No Paraná, as pedidas para o milho permanecem próximas a R$ 76,00 por saca FOB, podendo chegar a R$ 80,00 em algumas localidades. Já a indústria de rações limita suas ofertas a R$ 73,00 CIF, o que mantém o mercado estagnado e com baixa movimentação.

No Rio Grande do Sul, apesar do avanço da colheita, o mercado local ainda é limitado e dependente do externo. Produtores priorizam vendas para granjas e consumo doméstico, mantendo resistência para negociar maiores volumes. As indicações de compra variam de R$ 65,00 a R$ 68,00 por saca em cidades como Santa Rosa, Ijuí, Não-Me-Toque, Marau, Gaurama e Arroio do Meio. Para agosto, os pedidos estão entre R$ 66,00 e R$ 70,00.

Santa Catarina registra negociações travadas com preços distantes entre oferta e demanda. Em Campos Novos, por exemplo, as pedidas chegam a R$ 85,00, enquanto a indústria não oferece mais que R$ 75,00. No Planalto Norte, o cenário é semelhante, com oferta em R$ 71,00 e pedidos próximos a R$ 80,00, o que dificulta o fechamento de contratos. Com margens apertadas, parte dos produtores já sinaliza redução nos investimentos para a próxima safra.

No Mato Grosso do Sul, a colheita atrasada mantém o mercado sem liquidez.
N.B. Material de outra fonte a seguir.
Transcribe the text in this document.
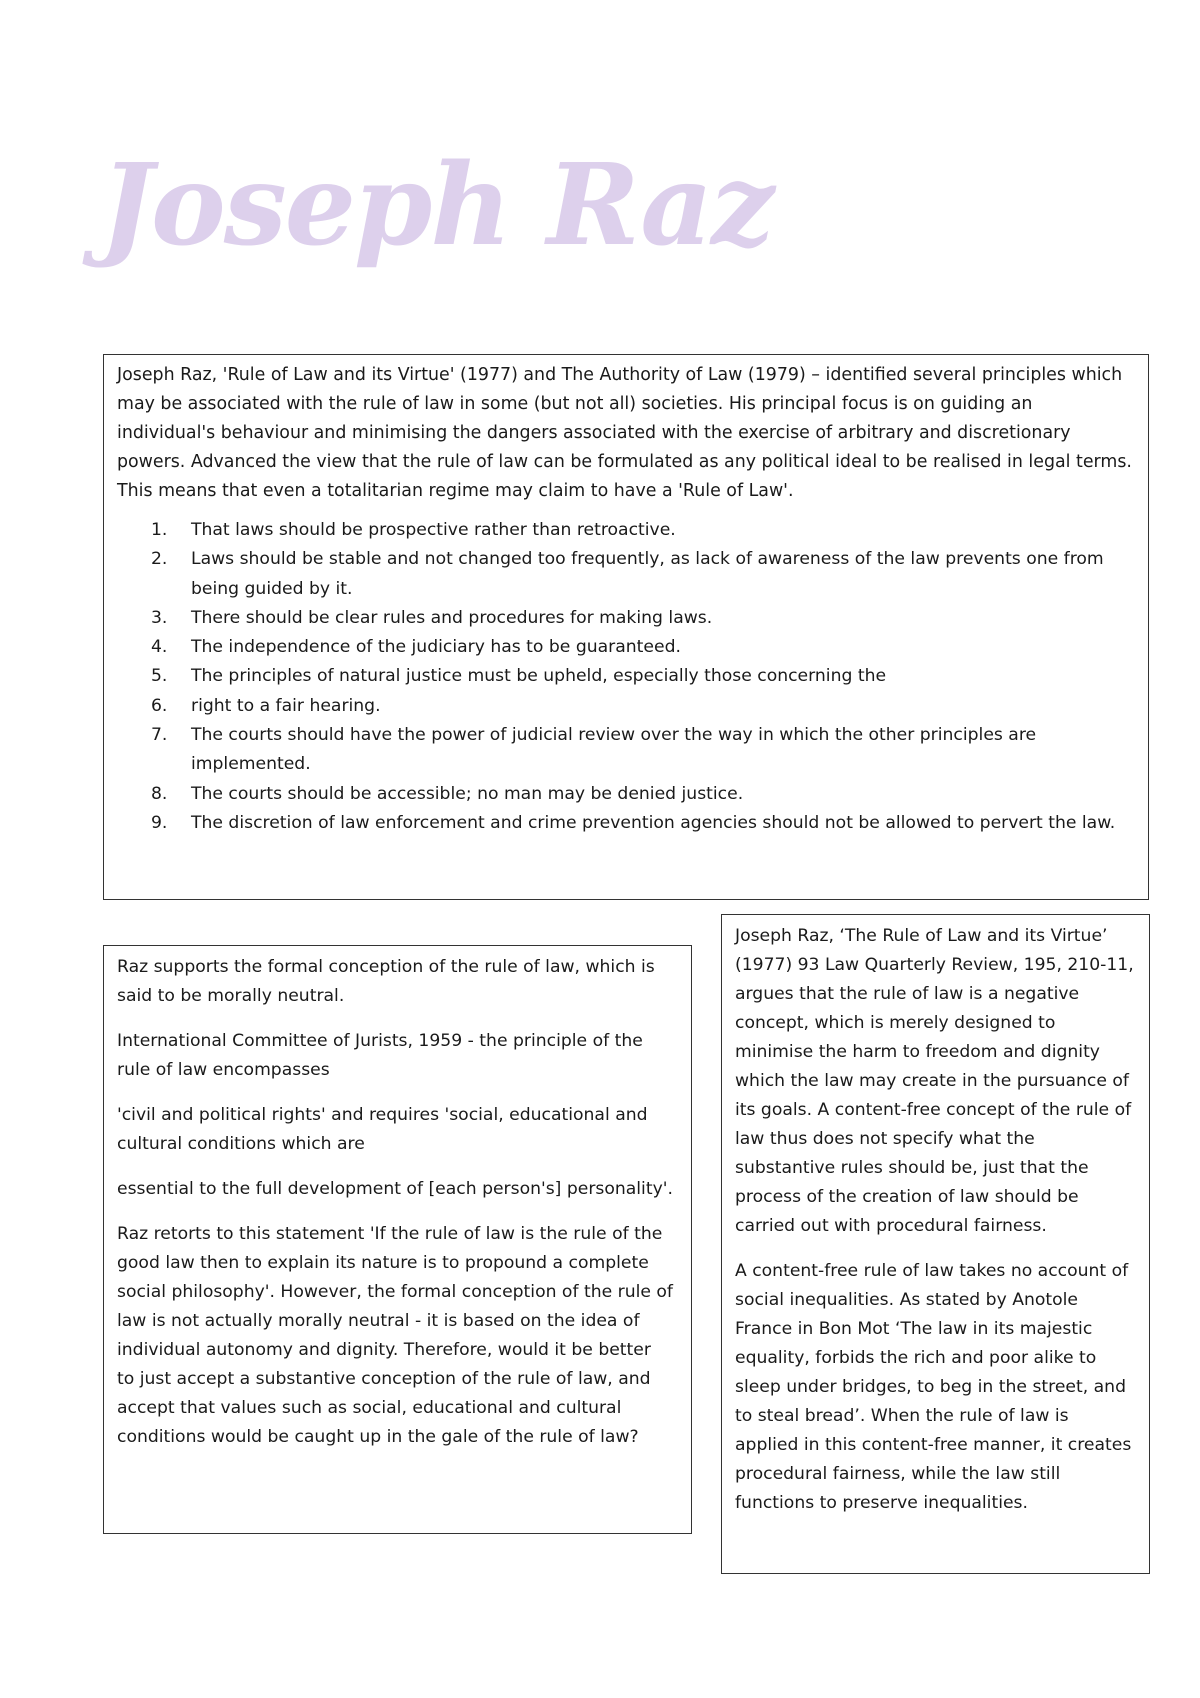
Joseph Raz

Joseph Raz, 'Rule of Law and its Virtue' (1977) and The Authority of Law (1979) – identified several principles which may be associated with the rule of law in some (but not all) societies. His principal focus is on guiding an individual's behaviour and minimising the dangers associated with the exercise of arbitrary and discretionary powers. Advanced the view that the rule of law can be formulated as any political ideal to be realised in legal terms. This means that even a totalitarian regime may claim to have a 'Rule of Law'.

1. That laws should be prospective rather than retroactive.
2. Laws should be stable and not changed too frequently, as lack of awareness of the law prevents one from being guided by it.
3. There should be clear rules and procedures for making laws.
4. The independence of the judiciary has to be guaranteed.
5. The principles of natural justice must be upheld, especially those concerning the
6. right to a fair hearing.
7. The courts should have the power of judicial review over the way in which the other principles are implemented.
8. The courts should be accessible; no man may be denied justice.
9. The discretion of law enforcement and crime prevention agencies should not be allowed to pervert the law.

Raz supports the formal conception of the rule of law, which is said to be morally neutral.

International Committee of Jurists, 1959 - the principle of the rule of law encompasses

'civil and political rights' and requires 'social, educational and cultural conditions which are

essential to the full development of [each person's] personality'.

Raz retorts to this statement 'If the rule of law is the rule of the good law then to explain its nature is to propound a complete social philosophy'. However, the formal conception of the rule of law is not actually morally neutral - it is based on the idea of individual autonomy and dignity. Therefore, would it be better to just accept a substantive conception of the rule of law, and accept that values such as social, educational and cultural conditions would be caught up in the gale of the rule of law?

Joseph Raz, ‘The Rule of Law and its Virtue’ (1977) 93 Law Quarterly Review, 195, 210-11, argues that the rule of law is a negative concept, which is merely designed to minimise the harm to freedom and dignity which the law may create in the pursuance of its goals. A content-free concept of the rule of law thus does not specify what the substantive rules should be, just that the process of the creation of law should be carried out with procedural fairness.

A content-free rule of law takes no account of social inequalities. As stated by Anotole France in Bon Mot ‘The law in its majestic equality, forbids the rich and poor alike to sleep under bridges, to beg in the street, and to steal bread’. When the rule of law is applied in this content-free manner, it creates procedural fairness, while the law still functions to preserve inequalities.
Cotações subiram levemente em Dourados e região, mas o movimento ainda não é suficiente para destravar as negociações. Produtores e compradores permanecem cautelosos, evitando grandes volumes diante das incertezas. Algumas regiões tiveram altas pontuais devido à menor oferta temporária causada pelo atraso da colheita, mas os valores ainda são insuficientes para impulsionar negócios mais intensos.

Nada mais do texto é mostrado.